CPU execution, CPU kernels, provider selection, and CPU resource pools belong to tenferro-cpu. GPU execution and explicit device transfer helpers belong to tenferro-gpu.
Layout
Owned runtime tensors are compact column-major. The leftmost dimension has stride 1, so compact strides for shape [d0, d1, d2] are [1, d0, d0 * d1].
Arbitrary strides, non-zero offsets, transposes, slices, and reverse layouts belong to views or TensorLayout metadata. Metadata-only transformations use the _view suffix, such as transpose_view and slice_view.
When a compact-only operation receives a view, it may canonicalize that view inside the same placement. Host views can copy to host compact tensors; CUDA views can copy to CUDA compact tensors. Canonicalization is not a CPU/GPU transfer mechanism.
Operation Vocabulary
Unsuffixed operation names take owned compact tensor inputs. APIs that accept borrowed view inputs or TensorRead inputs use a _read suffix. Examples include add_read, reduce_sum_read, and dot_general_read.

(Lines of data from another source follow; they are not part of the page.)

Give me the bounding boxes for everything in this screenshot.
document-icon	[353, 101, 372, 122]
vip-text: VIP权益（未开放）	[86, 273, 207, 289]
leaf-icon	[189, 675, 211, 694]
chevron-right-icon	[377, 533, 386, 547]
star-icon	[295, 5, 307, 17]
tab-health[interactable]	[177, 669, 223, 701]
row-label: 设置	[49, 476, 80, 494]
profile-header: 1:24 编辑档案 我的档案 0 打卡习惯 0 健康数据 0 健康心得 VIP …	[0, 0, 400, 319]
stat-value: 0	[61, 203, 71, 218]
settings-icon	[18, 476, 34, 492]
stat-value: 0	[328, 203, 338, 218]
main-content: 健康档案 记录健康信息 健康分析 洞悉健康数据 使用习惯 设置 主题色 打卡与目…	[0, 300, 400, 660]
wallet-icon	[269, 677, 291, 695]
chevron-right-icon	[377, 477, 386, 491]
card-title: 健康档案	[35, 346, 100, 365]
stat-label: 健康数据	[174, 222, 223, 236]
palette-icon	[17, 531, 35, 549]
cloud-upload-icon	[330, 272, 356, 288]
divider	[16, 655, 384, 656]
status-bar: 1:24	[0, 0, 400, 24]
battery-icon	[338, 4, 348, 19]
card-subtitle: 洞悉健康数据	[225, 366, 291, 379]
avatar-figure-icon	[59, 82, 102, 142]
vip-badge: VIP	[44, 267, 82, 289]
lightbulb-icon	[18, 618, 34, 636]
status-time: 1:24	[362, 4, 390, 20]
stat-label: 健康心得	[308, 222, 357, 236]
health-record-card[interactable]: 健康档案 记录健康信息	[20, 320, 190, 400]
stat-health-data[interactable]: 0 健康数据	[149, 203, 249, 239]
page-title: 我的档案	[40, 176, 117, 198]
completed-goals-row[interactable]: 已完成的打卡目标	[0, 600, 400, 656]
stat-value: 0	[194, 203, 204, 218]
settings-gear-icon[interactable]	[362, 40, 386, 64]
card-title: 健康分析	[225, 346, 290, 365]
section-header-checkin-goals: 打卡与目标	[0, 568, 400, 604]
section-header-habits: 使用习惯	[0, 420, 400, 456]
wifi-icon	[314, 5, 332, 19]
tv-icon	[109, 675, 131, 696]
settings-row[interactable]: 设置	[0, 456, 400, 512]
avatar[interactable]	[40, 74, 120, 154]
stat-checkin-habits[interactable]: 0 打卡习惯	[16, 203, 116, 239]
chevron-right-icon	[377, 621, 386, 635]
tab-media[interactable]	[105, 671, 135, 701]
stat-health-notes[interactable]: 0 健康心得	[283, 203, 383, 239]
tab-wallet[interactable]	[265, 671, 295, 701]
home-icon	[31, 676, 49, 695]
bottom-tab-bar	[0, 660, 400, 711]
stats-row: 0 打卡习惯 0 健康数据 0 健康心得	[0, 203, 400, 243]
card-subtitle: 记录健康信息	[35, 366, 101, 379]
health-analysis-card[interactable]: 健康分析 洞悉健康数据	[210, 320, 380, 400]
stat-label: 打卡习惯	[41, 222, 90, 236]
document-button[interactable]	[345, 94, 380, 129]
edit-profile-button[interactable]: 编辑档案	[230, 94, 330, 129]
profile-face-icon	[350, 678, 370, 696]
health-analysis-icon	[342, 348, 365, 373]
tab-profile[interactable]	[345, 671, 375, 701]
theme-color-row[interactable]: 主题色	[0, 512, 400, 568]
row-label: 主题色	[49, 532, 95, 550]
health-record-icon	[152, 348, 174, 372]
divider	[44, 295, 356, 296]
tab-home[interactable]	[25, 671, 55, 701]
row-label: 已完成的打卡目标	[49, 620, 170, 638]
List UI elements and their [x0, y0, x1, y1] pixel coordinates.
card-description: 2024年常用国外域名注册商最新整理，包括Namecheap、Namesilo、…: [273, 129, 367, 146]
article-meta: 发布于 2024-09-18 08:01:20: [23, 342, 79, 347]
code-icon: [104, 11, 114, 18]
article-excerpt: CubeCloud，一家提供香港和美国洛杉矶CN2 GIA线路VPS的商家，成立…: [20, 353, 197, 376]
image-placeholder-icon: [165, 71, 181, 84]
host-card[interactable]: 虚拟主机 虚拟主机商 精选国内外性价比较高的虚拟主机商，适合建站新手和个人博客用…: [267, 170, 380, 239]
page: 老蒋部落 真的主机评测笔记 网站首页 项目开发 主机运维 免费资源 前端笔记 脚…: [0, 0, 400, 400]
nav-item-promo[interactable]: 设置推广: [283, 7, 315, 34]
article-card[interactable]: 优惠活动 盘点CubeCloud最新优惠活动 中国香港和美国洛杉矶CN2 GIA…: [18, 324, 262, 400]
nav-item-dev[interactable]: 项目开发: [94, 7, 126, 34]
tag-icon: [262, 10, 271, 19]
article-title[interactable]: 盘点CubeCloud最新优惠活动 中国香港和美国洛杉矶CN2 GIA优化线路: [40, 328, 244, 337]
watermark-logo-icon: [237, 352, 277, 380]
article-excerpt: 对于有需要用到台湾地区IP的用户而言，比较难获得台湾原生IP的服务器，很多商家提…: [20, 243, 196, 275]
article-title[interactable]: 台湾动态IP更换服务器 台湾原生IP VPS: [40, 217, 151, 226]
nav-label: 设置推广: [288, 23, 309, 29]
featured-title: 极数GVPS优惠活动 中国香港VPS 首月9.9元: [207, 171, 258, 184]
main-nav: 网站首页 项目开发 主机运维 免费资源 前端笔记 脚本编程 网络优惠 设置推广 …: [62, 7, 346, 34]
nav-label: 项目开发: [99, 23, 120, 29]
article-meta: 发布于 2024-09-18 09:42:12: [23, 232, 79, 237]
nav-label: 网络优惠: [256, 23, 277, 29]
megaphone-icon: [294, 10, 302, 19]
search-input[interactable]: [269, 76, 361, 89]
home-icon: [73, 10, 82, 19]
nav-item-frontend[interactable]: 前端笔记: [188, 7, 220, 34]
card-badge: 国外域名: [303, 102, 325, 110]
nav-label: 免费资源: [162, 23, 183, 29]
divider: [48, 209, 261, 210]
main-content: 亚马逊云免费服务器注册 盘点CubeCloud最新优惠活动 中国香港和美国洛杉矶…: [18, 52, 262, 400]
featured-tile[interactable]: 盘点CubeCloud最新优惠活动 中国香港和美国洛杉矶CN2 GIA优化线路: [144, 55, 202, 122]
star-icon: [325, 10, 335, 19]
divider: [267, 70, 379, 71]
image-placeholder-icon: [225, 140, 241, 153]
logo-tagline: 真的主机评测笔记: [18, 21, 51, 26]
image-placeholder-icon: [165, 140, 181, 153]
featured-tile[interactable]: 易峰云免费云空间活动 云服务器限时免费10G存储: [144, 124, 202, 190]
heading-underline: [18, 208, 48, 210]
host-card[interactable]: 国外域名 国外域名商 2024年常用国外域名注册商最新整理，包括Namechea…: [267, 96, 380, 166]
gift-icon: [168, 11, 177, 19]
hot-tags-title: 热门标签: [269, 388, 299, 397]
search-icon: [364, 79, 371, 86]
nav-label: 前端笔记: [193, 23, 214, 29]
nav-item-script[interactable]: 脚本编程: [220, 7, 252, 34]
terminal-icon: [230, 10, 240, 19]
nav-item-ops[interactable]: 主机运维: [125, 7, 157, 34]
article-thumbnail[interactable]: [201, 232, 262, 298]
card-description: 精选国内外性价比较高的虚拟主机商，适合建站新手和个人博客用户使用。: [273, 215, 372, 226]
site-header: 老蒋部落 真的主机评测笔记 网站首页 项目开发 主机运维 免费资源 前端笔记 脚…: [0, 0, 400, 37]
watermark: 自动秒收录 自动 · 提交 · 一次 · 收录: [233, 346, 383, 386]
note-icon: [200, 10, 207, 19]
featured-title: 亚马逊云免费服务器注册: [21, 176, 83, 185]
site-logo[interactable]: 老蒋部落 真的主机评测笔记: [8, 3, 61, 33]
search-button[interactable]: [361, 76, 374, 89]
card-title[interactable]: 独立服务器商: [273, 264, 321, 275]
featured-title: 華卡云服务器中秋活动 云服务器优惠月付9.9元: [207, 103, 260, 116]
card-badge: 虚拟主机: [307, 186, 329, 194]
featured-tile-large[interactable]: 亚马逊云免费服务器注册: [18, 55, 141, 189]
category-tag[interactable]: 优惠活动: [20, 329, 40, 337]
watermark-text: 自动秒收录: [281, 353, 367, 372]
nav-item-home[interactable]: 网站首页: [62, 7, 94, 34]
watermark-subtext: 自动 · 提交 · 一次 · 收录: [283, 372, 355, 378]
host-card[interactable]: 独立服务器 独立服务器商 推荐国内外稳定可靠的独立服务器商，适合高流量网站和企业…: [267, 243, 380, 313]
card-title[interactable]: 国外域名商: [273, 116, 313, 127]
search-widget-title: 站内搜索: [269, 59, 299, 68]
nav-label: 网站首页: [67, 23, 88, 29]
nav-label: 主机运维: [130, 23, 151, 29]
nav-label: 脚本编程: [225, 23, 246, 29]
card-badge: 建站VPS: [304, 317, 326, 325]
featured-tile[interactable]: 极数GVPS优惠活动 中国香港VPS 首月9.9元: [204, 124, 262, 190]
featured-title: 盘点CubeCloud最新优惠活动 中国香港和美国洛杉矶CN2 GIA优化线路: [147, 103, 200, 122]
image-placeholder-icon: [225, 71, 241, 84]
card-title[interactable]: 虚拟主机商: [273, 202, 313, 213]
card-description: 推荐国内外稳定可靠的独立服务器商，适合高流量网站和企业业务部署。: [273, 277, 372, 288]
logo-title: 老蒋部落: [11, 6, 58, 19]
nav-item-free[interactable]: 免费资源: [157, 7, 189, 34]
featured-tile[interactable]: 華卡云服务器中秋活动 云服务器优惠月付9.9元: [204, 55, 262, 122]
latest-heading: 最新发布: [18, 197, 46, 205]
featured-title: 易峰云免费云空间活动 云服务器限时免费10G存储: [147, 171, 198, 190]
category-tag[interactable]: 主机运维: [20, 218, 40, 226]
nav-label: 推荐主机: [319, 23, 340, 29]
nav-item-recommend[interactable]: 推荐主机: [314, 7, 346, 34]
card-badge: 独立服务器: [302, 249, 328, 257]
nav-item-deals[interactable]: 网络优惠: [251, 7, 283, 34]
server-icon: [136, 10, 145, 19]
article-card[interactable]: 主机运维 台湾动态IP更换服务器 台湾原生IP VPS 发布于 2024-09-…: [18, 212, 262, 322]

Metadata-only APIs that produce views use _view. APIs that allocate, execute kernels, canonicalize buffers, or move data must not use _view.
Device Transfer
tenferro never silently transfers tensor payloads between CPU and GPU. Callers upload CPU tensors before CUDA backend execution and download CUDA tensors before CPU execution or host value inspection.
Result-returning backend APIs report placement mismatches with BackendFailure diagnostics. Direct host-inspection methods that return slices, such as TypedTensor::host_data(), may panic on backend buffers because they cannot return a Result.